Imagen 2: Francisco Laso: El entierro del mal cura o el Manchaypuito. Ca 1860. 1868. 71 x 328cm. Óleo sobre tela.
Museo de Arte de Lima.
Referencias:
Arévalo, María; Mendoza, Marhta y Umbral María (2011). “La
interpretación del patrimonio, una herramienta para el profesional del turismo”.
En El Periplo Sustentable, Universidad Autónoma del
Estado de México, 20, enero –junio, pp. 9.30. Revisado en la Red, 5 de marzo de
2017. http://www.redalyc.org/pdf/1934/193417856002.pdf
Ham, Sam H. (2014). Interpretación.
Para marcar la diferencia intencionadamente. Asociación para la
interpretación del patrimonio.
Tilden, Freeman (2015). La interpretación de nuestro patrimonio.

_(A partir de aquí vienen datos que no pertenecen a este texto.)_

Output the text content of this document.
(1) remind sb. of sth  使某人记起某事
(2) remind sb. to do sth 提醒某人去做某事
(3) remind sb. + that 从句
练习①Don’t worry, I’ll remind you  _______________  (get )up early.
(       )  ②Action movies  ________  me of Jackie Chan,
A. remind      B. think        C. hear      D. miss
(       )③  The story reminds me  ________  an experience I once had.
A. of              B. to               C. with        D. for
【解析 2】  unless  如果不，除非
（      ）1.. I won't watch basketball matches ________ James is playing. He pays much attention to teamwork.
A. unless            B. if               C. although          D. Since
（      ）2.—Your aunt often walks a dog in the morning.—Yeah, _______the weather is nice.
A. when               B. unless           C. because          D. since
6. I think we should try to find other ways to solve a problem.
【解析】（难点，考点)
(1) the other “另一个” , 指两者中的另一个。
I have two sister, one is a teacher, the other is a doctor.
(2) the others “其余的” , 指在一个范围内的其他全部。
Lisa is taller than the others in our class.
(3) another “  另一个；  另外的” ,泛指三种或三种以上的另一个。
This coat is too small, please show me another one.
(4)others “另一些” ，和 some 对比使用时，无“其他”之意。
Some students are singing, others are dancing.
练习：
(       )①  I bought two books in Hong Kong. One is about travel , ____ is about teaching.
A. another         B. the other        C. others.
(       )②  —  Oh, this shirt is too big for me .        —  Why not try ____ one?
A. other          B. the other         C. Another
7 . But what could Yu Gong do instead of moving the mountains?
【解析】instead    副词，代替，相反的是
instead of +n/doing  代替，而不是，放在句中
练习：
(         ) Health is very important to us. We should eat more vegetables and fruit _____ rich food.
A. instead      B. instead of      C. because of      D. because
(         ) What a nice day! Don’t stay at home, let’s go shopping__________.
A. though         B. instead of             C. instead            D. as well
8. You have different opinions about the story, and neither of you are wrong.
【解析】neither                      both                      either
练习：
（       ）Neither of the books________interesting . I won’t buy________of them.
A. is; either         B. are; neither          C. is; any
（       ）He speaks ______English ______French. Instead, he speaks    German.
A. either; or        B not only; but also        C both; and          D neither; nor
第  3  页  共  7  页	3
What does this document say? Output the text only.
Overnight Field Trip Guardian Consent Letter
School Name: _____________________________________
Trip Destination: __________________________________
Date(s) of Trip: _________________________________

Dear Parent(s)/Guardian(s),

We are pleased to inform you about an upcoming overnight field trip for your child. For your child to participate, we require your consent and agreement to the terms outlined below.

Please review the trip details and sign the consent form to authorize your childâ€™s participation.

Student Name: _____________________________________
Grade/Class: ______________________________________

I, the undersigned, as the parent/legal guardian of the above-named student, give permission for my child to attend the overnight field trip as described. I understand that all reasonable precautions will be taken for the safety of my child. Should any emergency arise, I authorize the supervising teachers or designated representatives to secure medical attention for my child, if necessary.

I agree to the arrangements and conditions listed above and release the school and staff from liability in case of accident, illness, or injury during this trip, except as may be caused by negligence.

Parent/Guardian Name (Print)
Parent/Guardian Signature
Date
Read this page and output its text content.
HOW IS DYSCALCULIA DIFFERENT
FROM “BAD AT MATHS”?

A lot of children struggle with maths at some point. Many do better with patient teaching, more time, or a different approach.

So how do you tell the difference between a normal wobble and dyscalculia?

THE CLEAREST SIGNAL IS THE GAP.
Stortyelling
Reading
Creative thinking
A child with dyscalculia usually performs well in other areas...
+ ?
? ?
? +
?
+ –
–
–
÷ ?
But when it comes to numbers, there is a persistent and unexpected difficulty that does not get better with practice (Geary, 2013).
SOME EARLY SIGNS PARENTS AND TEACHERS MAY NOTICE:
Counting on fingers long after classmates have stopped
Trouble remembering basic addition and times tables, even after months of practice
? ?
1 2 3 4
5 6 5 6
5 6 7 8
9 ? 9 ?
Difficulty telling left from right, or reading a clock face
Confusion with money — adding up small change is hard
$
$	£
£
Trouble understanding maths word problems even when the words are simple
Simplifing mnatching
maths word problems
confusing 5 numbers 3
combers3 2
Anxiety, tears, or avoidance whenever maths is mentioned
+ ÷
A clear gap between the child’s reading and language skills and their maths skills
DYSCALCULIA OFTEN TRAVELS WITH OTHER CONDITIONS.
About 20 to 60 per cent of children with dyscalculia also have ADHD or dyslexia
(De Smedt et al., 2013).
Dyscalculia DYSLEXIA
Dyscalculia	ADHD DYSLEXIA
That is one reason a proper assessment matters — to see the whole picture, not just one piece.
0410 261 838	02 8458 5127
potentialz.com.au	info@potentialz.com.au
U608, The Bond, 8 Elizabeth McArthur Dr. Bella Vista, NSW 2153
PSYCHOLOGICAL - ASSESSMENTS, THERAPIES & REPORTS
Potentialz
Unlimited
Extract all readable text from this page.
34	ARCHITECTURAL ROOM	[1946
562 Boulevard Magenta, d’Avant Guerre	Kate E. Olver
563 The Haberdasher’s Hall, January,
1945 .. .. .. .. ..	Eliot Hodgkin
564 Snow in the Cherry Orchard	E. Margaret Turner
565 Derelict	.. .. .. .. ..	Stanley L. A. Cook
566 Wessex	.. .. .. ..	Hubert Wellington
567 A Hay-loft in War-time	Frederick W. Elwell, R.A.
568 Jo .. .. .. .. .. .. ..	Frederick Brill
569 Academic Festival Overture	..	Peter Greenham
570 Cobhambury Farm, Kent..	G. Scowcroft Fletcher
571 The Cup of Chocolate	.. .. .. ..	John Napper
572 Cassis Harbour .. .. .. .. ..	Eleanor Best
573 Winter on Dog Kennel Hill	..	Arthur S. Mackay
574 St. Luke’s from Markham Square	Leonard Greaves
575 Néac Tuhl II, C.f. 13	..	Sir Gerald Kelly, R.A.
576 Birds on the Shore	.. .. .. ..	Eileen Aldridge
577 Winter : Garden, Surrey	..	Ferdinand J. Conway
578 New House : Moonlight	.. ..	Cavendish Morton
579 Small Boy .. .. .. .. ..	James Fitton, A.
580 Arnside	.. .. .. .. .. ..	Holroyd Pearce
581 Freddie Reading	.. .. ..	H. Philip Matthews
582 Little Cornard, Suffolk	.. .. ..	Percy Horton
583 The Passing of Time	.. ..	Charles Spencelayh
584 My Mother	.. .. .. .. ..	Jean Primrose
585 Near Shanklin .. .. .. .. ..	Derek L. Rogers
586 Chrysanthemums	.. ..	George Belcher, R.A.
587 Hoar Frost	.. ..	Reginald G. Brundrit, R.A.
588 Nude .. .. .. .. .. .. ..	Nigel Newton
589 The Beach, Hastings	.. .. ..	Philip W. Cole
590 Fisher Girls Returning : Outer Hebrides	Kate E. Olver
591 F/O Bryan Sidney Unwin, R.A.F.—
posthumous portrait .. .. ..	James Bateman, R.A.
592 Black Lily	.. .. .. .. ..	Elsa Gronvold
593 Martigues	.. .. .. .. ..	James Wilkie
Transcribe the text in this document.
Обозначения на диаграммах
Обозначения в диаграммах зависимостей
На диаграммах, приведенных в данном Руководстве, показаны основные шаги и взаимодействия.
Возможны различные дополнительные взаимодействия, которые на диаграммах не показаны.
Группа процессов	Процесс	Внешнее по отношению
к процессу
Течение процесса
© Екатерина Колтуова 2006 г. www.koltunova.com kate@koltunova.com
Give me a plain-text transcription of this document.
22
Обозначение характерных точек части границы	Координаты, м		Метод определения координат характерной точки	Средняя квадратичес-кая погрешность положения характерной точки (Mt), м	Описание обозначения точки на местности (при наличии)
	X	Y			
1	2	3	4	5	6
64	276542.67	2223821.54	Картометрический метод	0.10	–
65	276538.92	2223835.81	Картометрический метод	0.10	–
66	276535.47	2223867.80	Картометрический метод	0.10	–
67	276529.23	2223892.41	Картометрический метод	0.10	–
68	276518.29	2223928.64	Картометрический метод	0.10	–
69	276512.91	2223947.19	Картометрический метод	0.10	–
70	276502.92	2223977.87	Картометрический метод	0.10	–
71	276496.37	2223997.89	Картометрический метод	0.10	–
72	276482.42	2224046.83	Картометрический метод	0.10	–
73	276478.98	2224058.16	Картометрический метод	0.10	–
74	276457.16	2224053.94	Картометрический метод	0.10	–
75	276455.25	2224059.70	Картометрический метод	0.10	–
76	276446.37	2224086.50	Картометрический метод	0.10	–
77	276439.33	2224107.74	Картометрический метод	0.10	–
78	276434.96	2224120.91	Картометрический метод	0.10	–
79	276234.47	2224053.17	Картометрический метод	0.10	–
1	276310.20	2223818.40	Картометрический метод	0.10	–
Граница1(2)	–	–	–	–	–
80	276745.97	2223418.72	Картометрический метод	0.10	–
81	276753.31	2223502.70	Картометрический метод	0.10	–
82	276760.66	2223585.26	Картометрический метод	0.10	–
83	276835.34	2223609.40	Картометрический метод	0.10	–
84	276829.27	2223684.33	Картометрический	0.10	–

Carolina del Norte: University of North Carolina Press y Asociación para la
interpretación del Patrimonio, 2015.
[1]
Las nuevas generaciones son nuestra esperanza, pues entienden que, mucho esfuerzo mediante, lograrán ser Guías Intérpretes. Ante la pregunta de por qué quiere ser
Guía, un alumno que tiene cierta
experiencia en el campo, sostuvo que su decisión responde a que cuando guía se siente satisfecho y
estimulado al lograr expresiones de asombro y agradecimiento en los
rostros de sus visitantes. Esa capacidad para salir de sí y centrarse en el receptor
es lo imprescindible. Las nuevas generaciones son nuestra esperanza.
[2]
En siguientes artículos
haremos un detallado ejercicio interpretativo de esta pintura. Su historia y sus
dimensiones físicas son impactantes por sí mismas.